Women tend to worry more about losing attachments while men worry more about losing face. Men become more jealous over sexual infidelity, while women become jealous over emotional infidelity.4

            The feminine outlook values a holistic, simultaneous, synthetic and concrete view of the world.  Images form the natural language of feminine consciousness, which connects us to the sensual world of appearances.  Jung believed that psyche/soul entails the imaginative possibilities of our human nature.  The right side of the brain perceives all parts of the picture simultaneously, creating a whole gestalt. This is what a symbolic image does - it expresses the whole meaning of the idea. 

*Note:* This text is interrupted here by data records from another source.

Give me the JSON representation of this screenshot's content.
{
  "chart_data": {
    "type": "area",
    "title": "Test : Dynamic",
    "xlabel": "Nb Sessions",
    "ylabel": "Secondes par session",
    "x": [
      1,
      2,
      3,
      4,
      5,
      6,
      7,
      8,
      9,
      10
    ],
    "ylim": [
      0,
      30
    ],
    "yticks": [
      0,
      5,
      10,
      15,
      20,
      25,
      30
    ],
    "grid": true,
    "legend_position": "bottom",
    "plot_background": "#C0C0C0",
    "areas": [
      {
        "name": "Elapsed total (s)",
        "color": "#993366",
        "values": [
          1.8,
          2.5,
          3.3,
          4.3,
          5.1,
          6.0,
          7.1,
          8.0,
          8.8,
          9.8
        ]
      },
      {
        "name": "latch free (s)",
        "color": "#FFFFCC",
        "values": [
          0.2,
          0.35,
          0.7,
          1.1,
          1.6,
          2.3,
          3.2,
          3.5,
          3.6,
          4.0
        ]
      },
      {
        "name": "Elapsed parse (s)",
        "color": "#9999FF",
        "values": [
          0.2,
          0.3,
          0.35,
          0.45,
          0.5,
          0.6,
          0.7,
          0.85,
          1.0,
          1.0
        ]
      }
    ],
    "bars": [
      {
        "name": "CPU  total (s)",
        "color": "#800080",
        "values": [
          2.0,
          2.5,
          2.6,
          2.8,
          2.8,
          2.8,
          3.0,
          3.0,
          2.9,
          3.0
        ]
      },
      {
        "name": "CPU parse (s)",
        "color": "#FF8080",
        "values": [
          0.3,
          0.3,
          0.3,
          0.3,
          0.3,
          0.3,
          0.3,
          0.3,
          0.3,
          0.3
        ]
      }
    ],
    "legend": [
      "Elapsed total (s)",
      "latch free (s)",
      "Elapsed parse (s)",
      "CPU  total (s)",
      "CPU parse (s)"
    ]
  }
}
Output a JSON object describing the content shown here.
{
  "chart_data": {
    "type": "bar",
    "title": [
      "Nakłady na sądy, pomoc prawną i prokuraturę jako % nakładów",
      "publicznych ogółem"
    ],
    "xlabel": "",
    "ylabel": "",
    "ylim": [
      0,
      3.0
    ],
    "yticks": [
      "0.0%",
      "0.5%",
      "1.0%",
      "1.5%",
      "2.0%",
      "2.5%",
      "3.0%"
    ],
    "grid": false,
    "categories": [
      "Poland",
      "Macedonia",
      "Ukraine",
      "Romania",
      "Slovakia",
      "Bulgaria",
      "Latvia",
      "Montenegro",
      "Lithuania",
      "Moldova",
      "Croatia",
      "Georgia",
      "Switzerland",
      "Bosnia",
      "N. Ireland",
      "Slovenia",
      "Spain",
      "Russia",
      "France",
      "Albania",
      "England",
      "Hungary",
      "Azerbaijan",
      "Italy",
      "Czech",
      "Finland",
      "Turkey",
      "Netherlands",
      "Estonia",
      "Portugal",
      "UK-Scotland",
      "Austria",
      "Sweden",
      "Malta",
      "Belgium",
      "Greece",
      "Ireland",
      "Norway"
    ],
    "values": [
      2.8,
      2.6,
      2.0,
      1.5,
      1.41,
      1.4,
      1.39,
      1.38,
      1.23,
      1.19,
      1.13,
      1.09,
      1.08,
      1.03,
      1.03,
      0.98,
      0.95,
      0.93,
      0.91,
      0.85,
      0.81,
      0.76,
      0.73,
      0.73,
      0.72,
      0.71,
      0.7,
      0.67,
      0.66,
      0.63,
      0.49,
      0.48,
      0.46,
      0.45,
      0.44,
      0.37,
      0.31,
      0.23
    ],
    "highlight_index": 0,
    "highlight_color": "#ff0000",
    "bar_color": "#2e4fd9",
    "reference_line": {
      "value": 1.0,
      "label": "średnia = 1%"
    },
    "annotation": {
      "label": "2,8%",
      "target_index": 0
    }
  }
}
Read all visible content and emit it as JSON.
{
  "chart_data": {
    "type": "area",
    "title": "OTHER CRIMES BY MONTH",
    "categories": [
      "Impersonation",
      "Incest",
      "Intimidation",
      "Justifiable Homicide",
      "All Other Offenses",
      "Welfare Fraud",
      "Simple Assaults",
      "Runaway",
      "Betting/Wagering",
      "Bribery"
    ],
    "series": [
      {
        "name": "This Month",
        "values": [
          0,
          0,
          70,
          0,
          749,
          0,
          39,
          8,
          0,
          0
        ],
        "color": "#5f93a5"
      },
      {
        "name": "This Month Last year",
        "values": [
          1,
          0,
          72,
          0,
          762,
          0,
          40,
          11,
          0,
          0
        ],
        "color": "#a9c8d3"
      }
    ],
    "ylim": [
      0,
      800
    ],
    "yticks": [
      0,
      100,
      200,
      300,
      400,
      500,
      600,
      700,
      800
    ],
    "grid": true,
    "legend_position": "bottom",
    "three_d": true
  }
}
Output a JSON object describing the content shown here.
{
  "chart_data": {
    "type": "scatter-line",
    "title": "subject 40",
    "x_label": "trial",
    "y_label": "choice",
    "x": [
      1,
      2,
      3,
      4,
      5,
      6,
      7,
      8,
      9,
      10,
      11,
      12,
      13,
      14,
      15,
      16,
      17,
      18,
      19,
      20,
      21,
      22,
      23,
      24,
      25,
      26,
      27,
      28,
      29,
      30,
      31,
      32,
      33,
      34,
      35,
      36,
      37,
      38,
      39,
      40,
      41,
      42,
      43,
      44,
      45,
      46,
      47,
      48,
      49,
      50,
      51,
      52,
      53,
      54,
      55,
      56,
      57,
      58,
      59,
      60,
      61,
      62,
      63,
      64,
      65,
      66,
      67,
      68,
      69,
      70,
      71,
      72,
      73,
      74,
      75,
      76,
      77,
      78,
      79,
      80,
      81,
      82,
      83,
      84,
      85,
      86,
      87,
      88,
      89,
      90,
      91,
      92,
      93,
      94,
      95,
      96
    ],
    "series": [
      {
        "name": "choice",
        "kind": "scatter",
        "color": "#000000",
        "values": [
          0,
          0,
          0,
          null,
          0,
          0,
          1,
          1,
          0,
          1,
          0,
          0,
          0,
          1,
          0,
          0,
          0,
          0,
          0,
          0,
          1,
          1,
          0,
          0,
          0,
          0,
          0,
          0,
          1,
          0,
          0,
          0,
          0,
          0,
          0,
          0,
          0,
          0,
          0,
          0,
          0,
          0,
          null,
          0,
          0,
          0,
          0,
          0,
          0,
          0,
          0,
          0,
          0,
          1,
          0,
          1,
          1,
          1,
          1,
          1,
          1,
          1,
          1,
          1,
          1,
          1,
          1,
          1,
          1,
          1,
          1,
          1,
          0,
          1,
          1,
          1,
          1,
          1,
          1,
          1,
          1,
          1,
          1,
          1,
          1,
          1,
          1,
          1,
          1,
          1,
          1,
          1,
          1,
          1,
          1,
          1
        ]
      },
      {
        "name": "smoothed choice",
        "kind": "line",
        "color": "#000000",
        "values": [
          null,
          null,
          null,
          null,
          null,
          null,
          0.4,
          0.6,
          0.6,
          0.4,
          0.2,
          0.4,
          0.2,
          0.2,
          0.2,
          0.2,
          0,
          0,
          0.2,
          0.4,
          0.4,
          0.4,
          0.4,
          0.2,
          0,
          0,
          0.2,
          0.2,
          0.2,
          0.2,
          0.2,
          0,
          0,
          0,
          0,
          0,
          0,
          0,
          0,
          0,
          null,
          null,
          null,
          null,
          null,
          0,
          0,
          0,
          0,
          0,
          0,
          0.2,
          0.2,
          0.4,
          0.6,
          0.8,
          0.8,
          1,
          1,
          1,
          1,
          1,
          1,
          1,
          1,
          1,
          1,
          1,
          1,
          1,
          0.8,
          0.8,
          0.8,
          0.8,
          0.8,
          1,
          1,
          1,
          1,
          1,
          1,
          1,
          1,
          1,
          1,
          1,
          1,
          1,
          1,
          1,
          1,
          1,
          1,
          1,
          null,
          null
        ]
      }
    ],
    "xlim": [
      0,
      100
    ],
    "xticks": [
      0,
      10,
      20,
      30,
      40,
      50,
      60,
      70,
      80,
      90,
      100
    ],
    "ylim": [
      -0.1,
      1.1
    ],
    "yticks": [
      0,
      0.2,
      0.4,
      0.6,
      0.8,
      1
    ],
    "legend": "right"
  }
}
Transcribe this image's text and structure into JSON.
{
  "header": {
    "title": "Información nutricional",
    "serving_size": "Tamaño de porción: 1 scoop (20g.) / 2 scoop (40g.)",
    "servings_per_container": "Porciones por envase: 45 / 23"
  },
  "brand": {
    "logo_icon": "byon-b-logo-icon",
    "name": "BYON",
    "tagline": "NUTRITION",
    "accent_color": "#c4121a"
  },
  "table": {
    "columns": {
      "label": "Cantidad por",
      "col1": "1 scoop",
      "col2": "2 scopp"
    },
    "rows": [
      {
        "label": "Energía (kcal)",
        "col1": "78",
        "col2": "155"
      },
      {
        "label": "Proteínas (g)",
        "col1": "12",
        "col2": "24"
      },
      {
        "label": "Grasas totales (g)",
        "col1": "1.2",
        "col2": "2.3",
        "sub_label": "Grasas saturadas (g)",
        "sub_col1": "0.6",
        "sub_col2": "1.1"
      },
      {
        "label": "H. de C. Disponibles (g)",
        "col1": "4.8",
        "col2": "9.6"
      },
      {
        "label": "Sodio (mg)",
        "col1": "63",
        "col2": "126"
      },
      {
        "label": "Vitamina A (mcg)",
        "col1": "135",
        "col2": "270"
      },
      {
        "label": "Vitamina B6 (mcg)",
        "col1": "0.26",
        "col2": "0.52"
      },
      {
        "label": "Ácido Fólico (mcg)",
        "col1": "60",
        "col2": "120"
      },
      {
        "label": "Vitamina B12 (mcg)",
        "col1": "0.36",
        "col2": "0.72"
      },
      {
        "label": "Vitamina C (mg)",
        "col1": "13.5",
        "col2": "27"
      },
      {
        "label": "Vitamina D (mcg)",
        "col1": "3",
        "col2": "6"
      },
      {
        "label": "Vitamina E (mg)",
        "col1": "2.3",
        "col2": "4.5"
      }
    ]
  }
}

            Feminine consciousness is an inner vision first and foremost, the inner vision of Spirit.  It is the language of images that is the mother tongue of Lady Wisdom.  For the past few centuries, Western culture marginalized this vision until we invented the moving picture and saw our inner images projected out into the world. 
            We have to understand how the power of images affects psyche, since we’ve deluded ourselves into thinking that they have no affect at all.  The biggest delusion is that our dreams are meaningless, when in fact they are the ‘royal road’ to our inner wisdom.  We have to question how movies and television affect us and our children and our beliefs.  We know from what the Nazis did in Germany that people can be manipulated by the use of archetypal images and symbols.  And look at how our corporate media misuses the power of images to influence people into thinking they need to buy and consume their products. 
            It is up to our artists and writers, our teachers and visionaries - and women, who are the caretakers of life - to make sure that we don’t twist the meaning of images or use them to manipulate our beliefs.  If we let this happen, we kill the imagination, the source of our creativity and wisdom.  We can learn to use the imagination wisely once we understand its true value, and it will help us solve the overwhelming problems of creating a free and just society, here and around the world.   It is only through balancing and valuing both masculine and feminine perspectives that we can create real change in our attitudes and beliefs about what is possible, what is live-giving, what is needed to heal the world.
            If what Dr. Shlain says is true, it seems we all learned a masculine vision of life through the process of learning to read and write.  While the eye scans the linear sequence of letters in words to discover their meaning in a one-at-a-time fashion, we are learning to think abstractly and see separation rather than wholeness.   I’m not proposing we stop reading and writing – I don’t know a single woman who doesn’t love to read!  We just need to learn how to put our wonderful imaginations to work in solving life’s problems.